In fact, the other forest creatures did not see him at all. He took very great precautions that they shouldn't. Whisperfoot was not a long-distance runner, and his whole success depended on a surprise attack, either by stalking or from ambush. In this he is different from his fellow cowards, the wolves. Whisperfoot catches his meat fresh, before terror has time to steal out of the heart and poison it; and thus, he tells his cubs, he is a higher creature than the wolves. He kept to the deepest shadow, sometimes the long, strange profile of a pine, sometimes just the thickets of buckbrush.

And by now, he no longer cared to yawn. He was wide awake. The sleep had gone out of his eyes and left them swimming in a curious, blue-green fire. And the hunting madness was getting to him: that wild, exultant fever that comes fresh to all the hunting creatures as soon as the night comes down.

The little, breathless night sounds in the brush around him seemed to madden him. They made a song to him, a strange, wild melody that even such frontiersmen as Dan and Lennox could not experience. A thousand smells brushed down to him on the wind, more potent than any wine or lust. He began to tremble all over with rapture and excitement. But unlike Cranston's trembling, no wilderness ear was keen enough to hear the leaves rustling beneath him.

His excitement did not affect his hunting skill at all. In fact, he couldn't succeed without it. A human hunter, with the same excitement and fever, would have been rendered impotent long since. His aim would be shattered, he would make false steps to frighten the game, and not even Urson, the porcupine, would really have cause to fear him. The reason is rather simple. Man has lived a civilized existence for so long that many of the traits that make him a successful hunter have to be laboriously re-learned. As soon as he becomes excited, he forgets his training. The hunting cunning of a cougar, however, is inborn, and like a great pianist, he can usually do better when he is warmed up to his work.

Men would cross many seas for a few minutes of such wild, nerve-tingling rapture as Whisperfoot knew as he crept into his hunting grounds. Ever he went more cautiously, his tawny body lowering. And just as he reached the ridge top he heard his first game.

It was just a rustle in the thickets at one side. Whisperfoot stopped dead still, then slowly lowered his body. The only motion left was the sinuous whipping of his tail. But he couldn't identify his game yet. He peered with fiery eyes into the darkness. He was almost in leaping range already.

But at once he knew that the creature that grunted and stirred in the brush was not a deer. A deer would have detected his presence long since, as the animal was at one side of him, instead of in front, and would have caught his scent. Then, the wind blowing straighter, he recognized the creature. It was just old Urson, the porcupine.

For very good reasons, Whisperfoot never attacked Urson except in moments of utmost need. It was extremely doubtful that he spared him for the same reason that he was spared by the wisest of the mountaineers,—that he was game to be taken when starving and when no other could be procured. It was rather that he was very awkward to kill and considerably worse to eat.

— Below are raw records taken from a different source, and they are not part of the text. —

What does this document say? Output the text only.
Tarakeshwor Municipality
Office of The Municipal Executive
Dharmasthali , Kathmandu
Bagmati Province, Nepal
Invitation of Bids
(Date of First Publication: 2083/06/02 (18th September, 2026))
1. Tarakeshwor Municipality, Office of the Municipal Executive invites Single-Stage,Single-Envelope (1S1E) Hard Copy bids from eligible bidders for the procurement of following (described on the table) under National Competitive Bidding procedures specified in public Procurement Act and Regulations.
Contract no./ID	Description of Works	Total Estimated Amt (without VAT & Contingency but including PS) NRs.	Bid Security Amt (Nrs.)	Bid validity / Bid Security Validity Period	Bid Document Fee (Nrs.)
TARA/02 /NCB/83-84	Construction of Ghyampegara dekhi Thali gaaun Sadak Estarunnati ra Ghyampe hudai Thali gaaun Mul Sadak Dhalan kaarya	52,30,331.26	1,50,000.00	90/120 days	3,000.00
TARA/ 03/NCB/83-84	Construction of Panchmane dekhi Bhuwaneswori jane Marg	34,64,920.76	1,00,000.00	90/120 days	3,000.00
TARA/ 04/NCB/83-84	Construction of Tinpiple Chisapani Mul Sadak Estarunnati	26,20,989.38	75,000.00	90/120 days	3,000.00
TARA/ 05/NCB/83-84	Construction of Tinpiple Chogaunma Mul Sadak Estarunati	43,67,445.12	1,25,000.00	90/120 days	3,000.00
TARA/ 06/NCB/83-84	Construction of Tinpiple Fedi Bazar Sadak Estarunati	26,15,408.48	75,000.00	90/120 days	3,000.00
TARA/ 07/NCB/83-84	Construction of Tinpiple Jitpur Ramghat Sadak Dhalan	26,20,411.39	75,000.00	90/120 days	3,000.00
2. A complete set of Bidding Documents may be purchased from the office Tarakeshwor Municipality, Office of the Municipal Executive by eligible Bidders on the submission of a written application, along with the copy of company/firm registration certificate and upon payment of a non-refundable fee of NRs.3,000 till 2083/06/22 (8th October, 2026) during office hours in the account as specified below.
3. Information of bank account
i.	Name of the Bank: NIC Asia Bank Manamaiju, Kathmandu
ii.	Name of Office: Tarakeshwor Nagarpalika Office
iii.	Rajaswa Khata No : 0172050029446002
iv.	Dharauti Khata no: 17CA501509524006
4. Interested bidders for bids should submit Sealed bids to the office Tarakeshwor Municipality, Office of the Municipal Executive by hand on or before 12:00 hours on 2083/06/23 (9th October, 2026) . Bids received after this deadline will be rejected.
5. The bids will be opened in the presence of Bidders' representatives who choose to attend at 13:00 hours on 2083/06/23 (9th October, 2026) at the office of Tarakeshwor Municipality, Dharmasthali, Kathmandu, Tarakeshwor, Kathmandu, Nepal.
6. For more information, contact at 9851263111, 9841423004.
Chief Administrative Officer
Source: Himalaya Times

It is better to dine on nightshade, says a forest law, than to eat a porcupine; for the former innocent-looking little berry is almost as fast a death as a rifle bullet, and the flesh of the latter animal will torture with a hundred red-hot fires in the vitals before its eater is driven to its eternal lair. But it isn't that the porcupine's flesh is poison. It is just that an incautious bite on its armored body will fill the throat and mouth with spines, needle points that work ever deeper until they result in death. And so it is quite a tribute to Whisperfoot's intelligence that he had killed and devoured no less than a dozen porcupines and still lived to tell the tale.

He simply knew how to handle them. He knew an upward scoop with the end of his claws that would tip the creature over; and then he would pounce on the unprotected abdomen. But it was considerable trouble, and he had to be careful of the spines all the time he was eating,—a particular annoyance to one who habitually and savagely bolts his food. So he made a careful detour about Urson and continued on his way. He heard the latter squealing and rattling his quills behind him.